Dengan berbagai keputusannya yang dijadikan contoh sebagai Panglima TNI pertama, Jenderal Sudirman telah memberikan warisan yang kuat dan mulia bagi generasi berikutnya dari prajurit TNI: sebuah tradisi kepahlawanan dalam bentuk murni.
Beliau meninggalkan TNI sebuah dasar harga diri dan kebanggaan untuk generasi pemimpin TNI di masa depan. Karakter dan tindakan Pak Dirman saat itu mencerminkan karakter dan tindakan seorang pemimpin pejuang sejati.
Kepahlawanannya telah memberikan reputasi TNI sebagai kekuatan tak kenal lelah yang mengutamakan kepentingan bangsa dan negara di atas kepentingan individu atau kelompok. Beliau mengukuhkan gagasan bahwa prajurit TNI harus berani mengorbankan segalanya demi kehormatan dan kejayaan bangsa.

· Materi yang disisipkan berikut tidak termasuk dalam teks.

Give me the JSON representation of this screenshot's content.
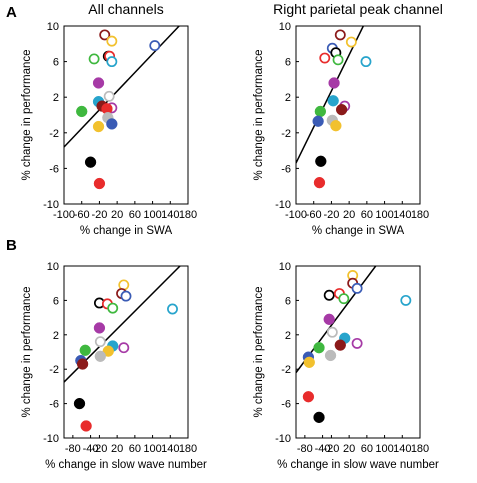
{
  "panel_letters": [
    "A",
    "B"
  ],
  "chart_data": [
    {
      "type": "scatter",
      "title": "All channels",
      "xlabel": "% change in SWA",
      "ylabel": "% change in performance",
      "xlim": [
        -100,
        180
      ],
      "ylim": [
        -10,
        10
      ],
      "xticks": [
        -100,
        -60,
        -20,
        20,
        60,
        100,
        140,
        180
      ],
      "yticks": [
        -10,
        -6,
        -2,
        2,
        6,
        10
      ],
      "grid": false,
      "fit_line": [
        [
          -100,
          -3.6
        ],
        [
          160,
          10
        ]
      ],
      "points": [
        {
          "x": -8,
          "y": 9,
          "color": "#8b1a1a",
          "filled": false
        },
        {
          "x": 8,
          "y": 8.3,
          "color": "#f2c12e",
          "filled": false
        },
        {
          "x": -32,
          "y": 6.3,
          "color": "#3fb83f",
          "filled": false
        },
        {
          "x": 0,
          "y": 6.6,
          "color": "#000000",
          "filled": false
        },
        {
          "x": 3,
          "y": 6.6,
          "color": "#e82c2c",
          "filled": false
        },
        {
          "x": 8,
          "y": 6.0,
          "color": "#27a4cc",
          "filled": false
        },
        {
          "x": 105,
          "y": 7.8,
          "color": "#3a5bb5",
          "filled": false
        },
        {
          "x": -22,
          "y": 3.6,
          "color": "#a63aa6",
          "filled": true
        },
        {
          "x": 2,
          "y": 2.1,
          "color": "#bbbbbb",
          "filled": false
        },
        {
          "x": 8,
          "y": 0.8,
          "color": "#a63aa6",
          "filled": false
        },
        {
          "x": -22,
          "y": 1.5,
          "color": "#27a4cc",
          "filled": true
        },
        {
          "x": -14,
          "y": 1.0,
          "color": "#8b1a1a",
          "filled": true
        },
        {
          "x": -60,
          "y": 0.4,
          "color": "#3fb83f",
          "filled": true
        },
        {
          "x": -3,
          "y": 0.7,
          "color": "#e82c2c",
          "filled": true
        },
        {
          "x": -1,
          "y": -0.3,
          "color": "#bbbbbb",
          "filled": true
        },
        {
          "x": 8,
          "y": -1.0,
          "color": "#3a5bb5",
          "filled": true
        },
        {
          "x": -22,
          "y": -1.3,
          "color": "#f2c12e",
          "filled": true
        },
        {
          "x": -40,
          "y": -5.3,
          "color": "#000000",
          "filled": true
        },
        {
          "x": -20,
          "y": -7.7,
          "color": "#e82c2c",
          "filled": true
        }
      ]
    },
    {
      "type": "scatter",
      "title": "Right parietal peak channel",
      "xlabel": "% change in SWA",
      "ylabel": "% change in performance",
      "xlim": [
        -100,
        180
      ],
      "ylim": [
        -10,
        10
      ],
      "xticks": [
        -100,
        -60,
        -20,
        20,
        60,
        100,
        140,
        180
      ],
      "yticks": [
        -10,
        -6,
        -2,
        2,
        6,
        10
      ],
      "grid": false,
      "fit_line": [
        [
          -100,
          -5.4
        ],
        [
          52,
          10
        ]
      ],
      "points": [
        {
          "x": 0,
          "y": 9,
          "color": "#8b1a1a",
          "filled": false
        },
        {
          "x": 25,
          "y": 8.2,
          "color": "#f2c12e",
          "filled": false
        },
        {
          "x": -18,
          "y": 7.5,
          "color": "#3a5bb5",
          "filled": false
        },
        {
          "x": -10,
          "y": 7.0,
          "color": "#000000",
          "filled": false
        },
        {
          "x": -35,
          "y": 6.4,
          "color": "#e82c2c",
          "filled": false
        },
        {
          "x": -5,
          "y": 6.2,
          "color": "#3fb83f",
          "filled": false
        },
        {
          "x": 58,
          "y": 6.0,
          "color": "#27a4cc",
          "filled": false
        },
        {
          "x": -14,
          "y": 3.6,
          "color": "#a63aa6",
          "filled": true
        },
        {
          "x": -16,
          "y": 1.6,
          "color": "#27a4cc",
          "filled": true
        },
        {
          "x": 10,
          "y": 1.0,
          "color": "#a63aa6",
          "filled": false
        },
        {
          "x": 3,
          "y": 0.6,
          "color": "#8b1a1a",
          "filled": true
        },
        {
          "x": -45,
          "y": 0.4,
          "color": "#3fb83f",
          "filled": true
        },
        {
          "x": -18,
          "y": -0.6,
          "color": "#bbbbbb",
          "filled": true
        },
        {
          "x": -50,
          "y": -0.7,
          "color": "#3a5bb5",
          "filled": true
        },
        {
          "x": -10,
          "y": -1.2,
          "color": "#f2c12e",
          "filled": true
        },
        {
          "x": -44,
          "y": -5.2,
          "color": "#000000",
          "filled": true
        },
        {
          "x": -47,
          "y": -7.6,
          "color": "#e82c2c",
          "filled": true
        }
      ]
    },
    {
      "type": "scatter",
      "title": "",
      "xlabel": "% change in slow wave number",
      "ylabel": "% change in performance",
      "xlim": [
        -100,
        180
      ],
      "ylim": [
        -10,
        10
      ],
      "xticks": [
        -80,
        -40,
        -20,
        20,
        60,
        100,
        140,
        180
      ],
      "xtick_labels": [
        "-80",
        "-40",
        "-20",
        "20",
        "60",
        "100",
        "140",
        "180"
      ],
      "yticks": [
        -10,
        -6,
        -2,
        2,
        6,
        10
      ],
      "grid": false,
      "fit_line": [
        [
          -100,
          -3.5
        ],
        [
          162,
          10
        ]
      ],
      "points": [
        {
          "x": 35,
          "y": 7.8,
          "color": "#f2c12e",
          "filled": false
        },
        {
          "x": 30,
          "y": 6.8,
          "color": "#8b1a1a",
          "filled": false
        },
        {
          "x": 40,
          "y": 6.5,
          "color": "#3a5bb5",
          "filled": false
        },
        {
          "x": -20,
          "y": 5.7,
          "color": "#000000",
          "filled": false
        },
        {
          "x": -2,
          "y": 5.6,
          "color": "#e82c2c",
          "filled": false
        },
        {
          "x": 10,
          "y": 5.1,
          "color": "#3fb83f",
          "filled": false
        },
        {
          "x": 145,
          "y": 5.0,
          "color": "#27a4cc",
          "filled": false
        },
        {
          "x": -20,
          "y": 2.8,
          "color": "#a63aa6",
          "filled": true
        },
        {
          "x": -18,
          "y": 1.2,
          "color": "#bbbbbb",
          "filled": false
        },
        {
          "x": 35,
          "y": 0.5,
          "color": "#a63aa6",
          "filled": false
        },
        {
          "x": 10,
          "y": 0.7,
          "color": "#27a4cc",
          "filled": true
        },
        {
          "x": -52,
          "y": 0.2,
          "color": "#3fb83f",
          "filled": true
        },
        {
          "x": 0,
          "y": 0.1,
          "color": "#f2c12e",
          "filled": true
        },
        {
          "x": -18,
          "y": -0.5,
          "color": "#bbbbbb",
          "filled": true
        },
        {
          "x": -62,
          "y": -1.0,
          "color": "#3a5bb5",
          "filled": true
        },
        {
          "x": -58,
          "y": -1.4,
          "color": "#8b1a1a",
          "filled": true
        },
        {
          "x": -65,
          "y": -6.0,
          "color": "#000000",
          "filled": true
        },
        {
          "x": -50,
          "y": -8.6,
          "color": "#e82c2c",
          "filled": true
        }
      ]
    },
    {
      "type": "scatter",
      "title": "",
      "xlabel": "% change in slow wave number",
      "ylabel": "% change in performance",
      "xlim": [
        -100,
        180
      ],
      "ylim": [
        -10,
        10
      ],
      "xticks": [
        -80,
        -40,
        -20,
        20,
        60,
        100,
        140,
        180
      ],
      "xtick_labels": [
        "-80",
        "-40",
        "-20",
        "20",
        "60",
        "100",
        "140",
        "180"
      ],
      "yticks": [
        -10,
        -6,
        -2,
        2,
        6,
        10
      ],
      "grid": false,
      "fit_line": [
        [
          -100,
          -2.4
        ],
        [
          80,
          10
        ]
      ],
      "points": [
        {
          "x": 28,
          "y": 8.9,
          "color": "#f2c12e",
          "filled": false
        },
        {
          "x": 28,
          "y": 8.0,
          "color": "#8b1a1a",
          "filled": false
        },
        {
          "x": 38,
          "y": 7.4,
          "color": "#3a5bb5",
          "filled": false
        },
        {
          "x": -25,
          "y": 6.6,
          "color": "#000000",
          "filled": false
        },
        {
          "x": -2,
          "y": 6.8,
          "color": "#e82c2c",
          "filled": false
        },
        {
          "x": 8,
          "y": 6.2,
          "color": "#3fb83f",
          "filled": false
        },
        {
          "x": 148,
          "y": 6.0,
          "color": "#27a4cc",
          "filled": false
        },
        {
          "x": -25,
          "y": 3.8,
          "color": "#a63aa6",
          "filled": true
        },
        {
          "x": -18,
          "y": 2.3,
          "color": "#bbbbbb",
          "filled": false
        },
        {
          "x": 10,
          "y": 1.6,
          "color": "#27a4cc",
          "filled": true
        },
        {
          "x": 38,
          "y": 1.0,
          "color": "#a63aa6",
          "filled": false
        },
        {
          "x": 0,
          "y": 0.8,
          "color": "#8b1a1a",
          "filled": true
        },
        {
          "x": -48,
          "y": 0.5,
          "color": "#3fb83f",
          "filled": true
        },
        {
          "x": -22,
          "y": -0.4,
          "color": "#bbbbbb",
          "filled": true
        },
        {
          "x": -72,
          "y": -0.6,
          "color": "#3a5bb5",
          "filled": true
        },
        {
          "x": -70,
          "y": -1.2,
          "color": "#f2c12e",
          "filled": true
        },
        {
          "x": -72,
          "y": -5.2,
          "color": "#e82c2c",
          "filled": true
        },
        {
          "x": -48,
          "y": -7.6,
          "color": "#000000",
          "filled": true
        }
      ]
    }
  ]
}
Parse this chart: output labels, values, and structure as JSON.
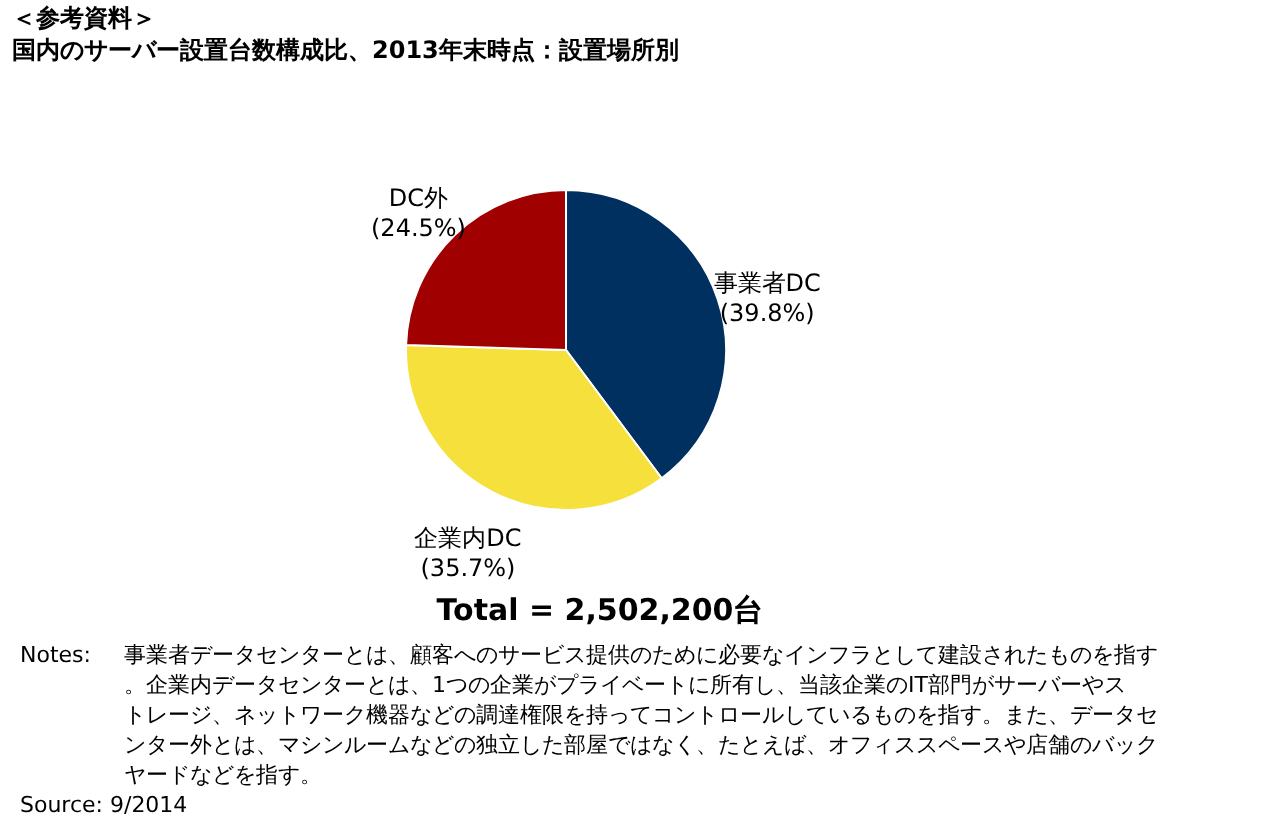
{
  "chart_data": {
    "type": "pie",
    "title": "＜参考資料＞",
    "subtitle": "国内のサーバー設置台数構成比、2013年末時点：設置場所別",
    "categories": [
      "事業者DC",
      "企業内DC",
      "DC外"
    ],
    "values": [
      39.8,
      35.7,
      24.5
    ],
    "value_labels": [
      "(39.8%)",
      "(35.7%)",
      "(24.5%)"
    ],
    "colors": [
      "#00305f",
      "#f5e03c",
      "#a00000"
    ],
    "annotations": [
      "Total = 2,502,200台",
      "Notes: 事業者データセンターとは、顧客へのサービス提供のために必要なインフラとして建設されたものを指す。企業内データセンターとは、1つの企業がプライベートに所有し、当該企業のIT部門がサーバーやストレージ、ネットワーク機器などの調達権限を持ってコントロールしているものを指す。また、データセンター外とは、マシンルームなどの独立した部屋ではなく、たとえば、オフィススペースや店舗のバックヤードなどを指す。",
      "Source: 9/2014"
    ]
  }
}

Jenderal Sudirman lahir di Purbalingga pada tanggal 24 Januari 1916. Beliau adalah seorang guru sekolah dasar di sebuah sekolah Muhammadiyah di Solo, yang saat itu bernama Surakarta. Ketika para pemimpin gerakan kemerdekaan Indonesia berhasil meyakinkan penduduk Jepang bahwa mereka harus memperbolehkan warga Indonesia membentuk organisasi militer pertahanan diri, berbagai organisasi militer dibentuk di bawah pengawasan ketat Jepang.
Di Jawa, pasukan ini disebut Pembela Tanah Air (PETA). PETA di Jawa diorganisir di tingkat kabupaten, dan terdapat sekitar 60 batalyon relawan PETA yang dilatih dan diorganisir. Para komandan batalyon ini dipilih dari para pemimpin pribumi yang sangat dihormati di kabupaten mereka.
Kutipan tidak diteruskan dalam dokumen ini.